Trotzdem ist bei Bio nicht alles eitel Sonnenschein. Die mechanische Unkrautbekämpfung ist energieintensiv und teuer. Bei der Bekämpfung von Krankheiten und Schädlingen bleiben am Schluss immer noch oft nur Kupfer oder teure, wenig wirksame Alternativen.
Die mechanische Unkrautbekämpfung wird sich weiterentwickeln. Neue Technologien beispielsweise mit Laser oder umweltfreundlich betriebene, autonome kleine Maschinen werden verhindern, dass die Kosten weiter ansteigen. Herbizidfreier Anbau könnte sogar einmal Standard werden. Bei den Krankheiten geht es nicht ohne die Entwicklung von resistenten Sorten. Dabei werden neue Züchtungsmethoden wie CRISPR/Cas eine wichtige Rolle spielen. Hier hat die Bio-Szene ein Problem, weil sie sich gegenüber der konventionellen Konkurrenz differenzieren möchte. Für mich ist das allerdings etwas zu ideologisch gefärbt. Wenn sich der Biogemüsebau solchen Züchtungsinnovationen verschliesst, wird es schwierig werden. Denn für die weitere Ökologisierung der Landwirtschaft wird CRISPR/Cas entscheidend sein. Allerdings wachsen die Bäume auch damit nicht in den Himmel.
Wo steht der Schweizer Biogemüse-Anbau in zwanzig Jahren?
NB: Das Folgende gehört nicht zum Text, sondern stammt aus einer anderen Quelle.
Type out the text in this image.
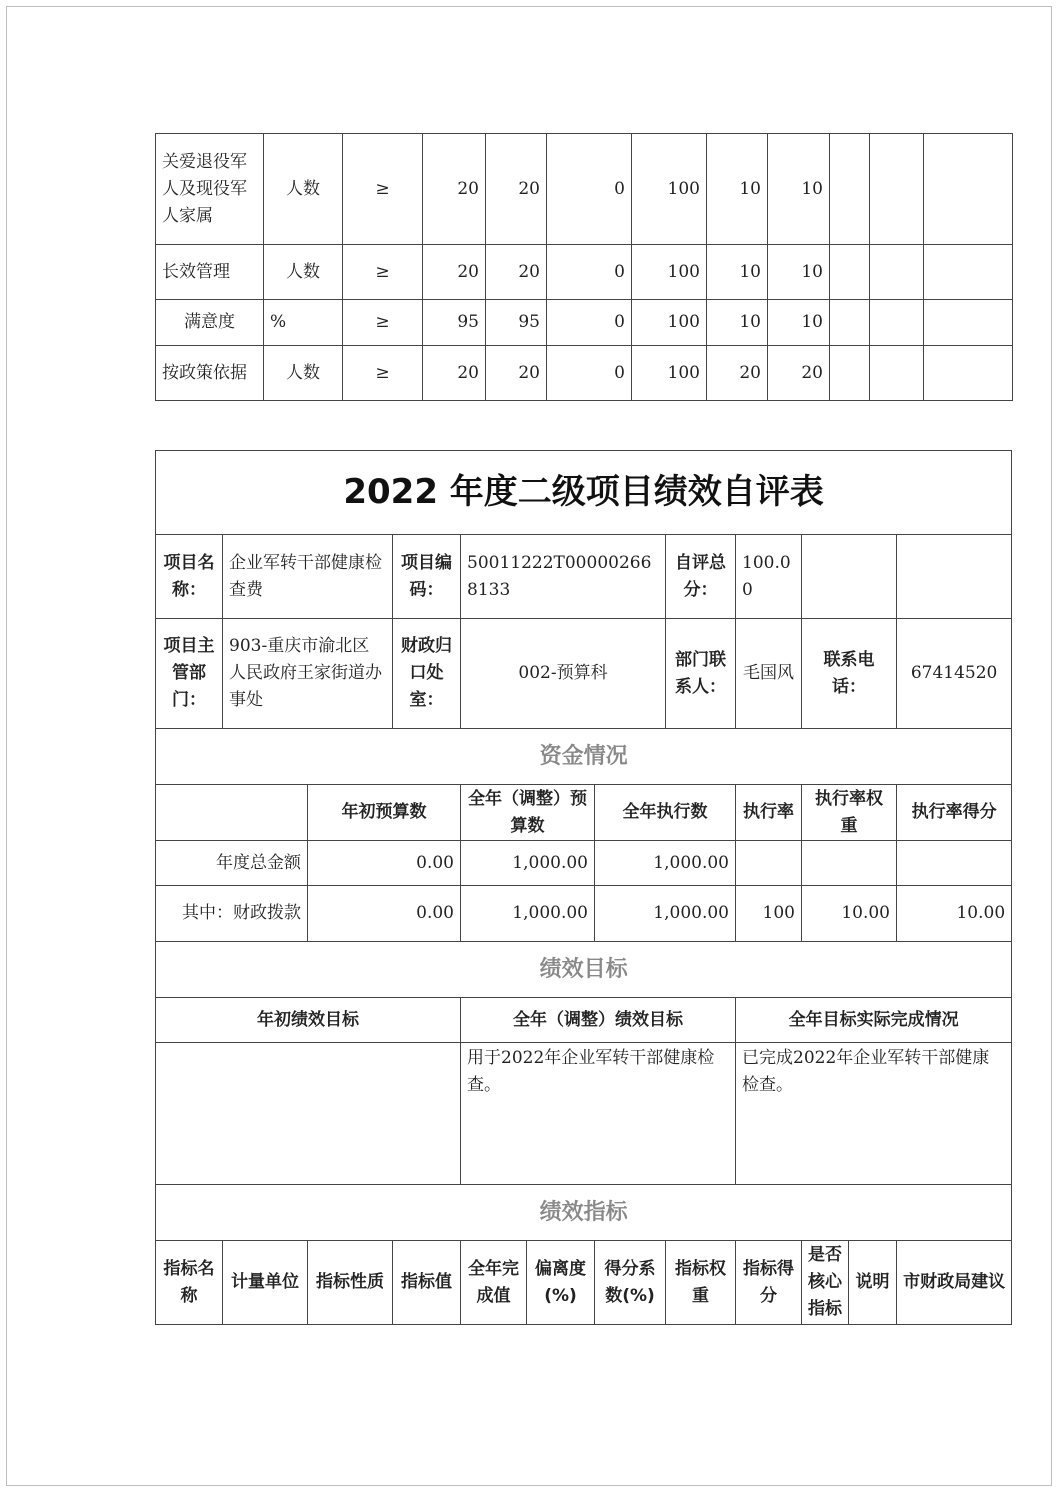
关爱退役军人及现役军人家属	人数	≥	20	20	0	100	10	10			
长效管理	人数	≥	20	20	0	100	10	10			
满意度	%	≥	95	95	0	100	10	10			
按政策依据	人数	≥	20	20	0	100	20	20			
2022 年度二级项目绩效自评表											
项目名称：	企业军转干部健康检查费		项目编码：	50011222T000002668133			自评总分：	100.00			
项目主管部门：	903-重庆市渝北区人民政府王家街道办事处		财政归口处室：	002-预算科			部门联系人：	毛国风	联系电话：		67414520
资金情况											
		年初预算数		全年（调整）预算数		全年执行数		执行率	执行率权重		执行率得分
年度总金额		0.00		1,000.00		1,000.00					
其中：财政拨款		0.00		1,000.00		1,000.00		100	10.00		10.00
绩效目标											
年初绩效目标				全年（调整）绩效目标				全年目标实际完成情况			
				用于2022年企业军转干部健康检查。				已完成2022年企业军转干部健康检查。			
绩效指标											
指标名称	计量单位	指标性质	指标值	全年完成值	偏离度(%)	得分系数(%)	指标权重	指标得分	是否核心指标	说明	市财政局建议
Es wird ihn sicher noch geben, auch wenn bestimmte Anbautechnologien nicht mehr exklusiv im Bioanbau angewendet werden. Der Biogemüse-Anbau wird sich wohl mengenmässig noch etwas weiter entwickeln. Ich denke aber nicht, dass er zum Standard werden wird. Trotzdem wird der Biolandbau weiterhin seine Pionierrolle behalten. Eine Frage ist für mich wie vorher bereits angedeutet, ob er wettbewerbsfähig bleibt, wenn er sich auf Technologien konzentriert – beispielsweise bei der Züchtung –, die nicht auf dem Top-Stand sind.